Я рассказала доктору о крови и о том внутреннем Нечто, от которого у меня начиналось сердцебиение, но знала, что не буду говорить ему о галлюцинации. Я рассказала о последних прошедших днях, о клинике. Я говорила обо всем.
Доктор слушал меня с большим вниманием, однако ничто в моем рассказе не вызывало у него никакой реакции. Когда я закончила, поведав ему о ванной комнате и о кризисах тревоги, он спросил меня:
– Что вы чувствуете в такие минуты, кроме физического страдания?
– Я боюсь.
– Боитесь чего?
– Я боюсь всего… я боюсь смерти.
Собственно говоря, я не знала, чего я боялась. Я боялась смерти, но боялась и жизни, которая содержит смерть. Я боялась внешнего, но боялась и внутреннего, являющегося оборотной стороной внешнего. Я боялась других, но боялась и себя, которая была другой. Я боялась, боялась, боялась. БОЯЛАСЬ, БОЯЛАСЬ. Вот и все.
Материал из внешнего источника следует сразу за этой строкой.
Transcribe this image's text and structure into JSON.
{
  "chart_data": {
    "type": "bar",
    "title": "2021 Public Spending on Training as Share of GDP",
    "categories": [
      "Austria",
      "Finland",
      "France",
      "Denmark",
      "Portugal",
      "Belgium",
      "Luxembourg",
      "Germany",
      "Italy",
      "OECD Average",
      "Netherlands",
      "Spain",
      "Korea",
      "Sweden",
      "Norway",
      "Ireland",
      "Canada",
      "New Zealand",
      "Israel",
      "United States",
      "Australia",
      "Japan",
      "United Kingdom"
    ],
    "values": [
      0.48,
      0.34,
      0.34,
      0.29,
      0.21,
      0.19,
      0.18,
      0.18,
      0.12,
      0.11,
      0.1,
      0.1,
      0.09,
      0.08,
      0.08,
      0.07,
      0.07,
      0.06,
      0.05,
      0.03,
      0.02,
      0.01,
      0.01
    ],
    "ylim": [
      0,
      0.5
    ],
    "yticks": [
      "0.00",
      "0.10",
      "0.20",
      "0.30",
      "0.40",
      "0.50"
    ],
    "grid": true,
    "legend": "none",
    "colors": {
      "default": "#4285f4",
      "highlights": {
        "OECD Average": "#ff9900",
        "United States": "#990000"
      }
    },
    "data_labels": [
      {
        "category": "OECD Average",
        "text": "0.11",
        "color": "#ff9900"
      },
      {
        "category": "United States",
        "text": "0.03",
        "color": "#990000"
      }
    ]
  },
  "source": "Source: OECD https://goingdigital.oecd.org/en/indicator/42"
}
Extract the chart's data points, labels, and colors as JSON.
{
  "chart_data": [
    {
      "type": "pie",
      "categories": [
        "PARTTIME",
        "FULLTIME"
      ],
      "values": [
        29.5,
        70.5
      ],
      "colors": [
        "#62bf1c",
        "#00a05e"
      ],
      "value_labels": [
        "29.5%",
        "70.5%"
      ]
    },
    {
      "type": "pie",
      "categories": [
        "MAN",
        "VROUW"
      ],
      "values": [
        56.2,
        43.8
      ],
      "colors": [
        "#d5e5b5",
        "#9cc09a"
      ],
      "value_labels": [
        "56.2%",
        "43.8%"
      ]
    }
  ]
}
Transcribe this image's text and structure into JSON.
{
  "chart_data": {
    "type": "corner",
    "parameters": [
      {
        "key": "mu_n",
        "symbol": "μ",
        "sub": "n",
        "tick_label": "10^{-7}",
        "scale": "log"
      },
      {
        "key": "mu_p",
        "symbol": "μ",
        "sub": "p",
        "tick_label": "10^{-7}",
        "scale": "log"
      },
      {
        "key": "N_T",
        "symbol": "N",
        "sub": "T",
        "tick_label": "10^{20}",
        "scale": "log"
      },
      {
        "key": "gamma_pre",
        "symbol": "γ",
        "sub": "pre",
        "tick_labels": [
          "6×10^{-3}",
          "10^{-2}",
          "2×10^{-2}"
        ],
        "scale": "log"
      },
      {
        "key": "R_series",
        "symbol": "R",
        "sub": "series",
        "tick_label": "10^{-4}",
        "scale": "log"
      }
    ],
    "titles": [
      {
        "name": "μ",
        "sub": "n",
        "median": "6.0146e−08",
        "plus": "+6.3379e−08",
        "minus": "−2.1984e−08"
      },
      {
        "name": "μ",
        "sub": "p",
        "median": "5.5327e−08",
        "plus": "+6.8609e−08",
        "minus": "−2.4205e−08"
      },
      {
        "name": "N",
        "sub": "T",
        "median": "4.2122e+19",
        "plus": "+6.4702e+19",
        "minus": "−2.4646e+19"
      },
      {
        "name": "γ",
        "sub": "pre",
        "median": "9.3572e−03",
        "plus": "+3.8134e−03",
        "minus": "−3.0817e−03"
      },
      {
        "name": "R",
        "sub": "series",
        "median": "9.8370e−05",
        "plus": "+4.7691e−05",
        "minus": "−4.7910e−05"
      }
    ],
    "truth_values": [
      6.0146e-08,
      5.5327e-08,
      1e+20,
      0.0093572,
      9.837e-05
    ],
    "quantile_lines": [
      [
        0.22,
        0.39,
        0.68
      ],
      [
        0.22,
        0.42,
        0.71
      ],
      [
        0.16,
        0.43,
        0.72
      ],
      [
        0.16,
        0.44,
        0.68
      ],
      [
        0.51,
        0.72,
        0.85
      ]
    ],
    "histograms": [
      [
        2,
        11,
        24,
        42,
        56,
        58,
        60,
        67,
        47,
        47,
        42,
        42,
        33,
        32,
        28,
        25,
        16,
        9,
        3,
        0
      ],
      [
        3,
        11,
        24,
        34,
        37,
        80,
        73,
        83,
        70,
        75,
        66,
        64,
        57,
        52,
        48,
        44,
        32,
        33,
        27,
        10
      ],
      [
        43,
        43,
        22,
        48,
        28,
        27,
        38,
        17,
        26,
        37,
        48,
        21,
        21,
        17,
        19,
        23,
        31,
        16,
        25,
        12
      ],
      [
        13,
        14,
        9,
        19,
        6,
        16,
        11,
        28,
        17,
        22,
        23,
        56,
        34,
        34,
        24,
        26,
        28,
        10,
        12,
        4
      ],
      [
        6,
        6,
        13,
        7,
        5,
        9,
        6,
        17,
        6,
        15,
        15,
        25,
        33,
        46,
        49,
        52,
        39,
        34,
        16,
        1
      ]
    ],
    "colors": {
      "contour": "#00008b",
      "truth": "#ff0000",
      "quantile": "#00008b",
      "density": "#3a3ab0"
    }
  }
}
Страх загнал меня в мир умалишенных. Семья, от которой я с таким трудом отделилась, опять образовывала вокруг меня кокон, все более и более тесный, все более и более непроницаемый по мере того, как прогрессировала моя болезнь. Семья делала это не только для того, чтобы защитить меня, но и чтобы защититься самой. Безумие неуместно в определенной социальной среде, его надо во что бы то ни стало скрывать. Безумие аристократов или простых людей считается эксцентричностью или пороком, его можно объяснить. Но в новом классе власть имущих ему нет места. Если оно является следствием плохой крови или нищеты – куда ни шло, это можно понять, но оно не может исходить из комфорта, из изобилия, хорошего здоровья, равновесия, которое дают честно заработанные деньги. В этом случае оно является постыдным.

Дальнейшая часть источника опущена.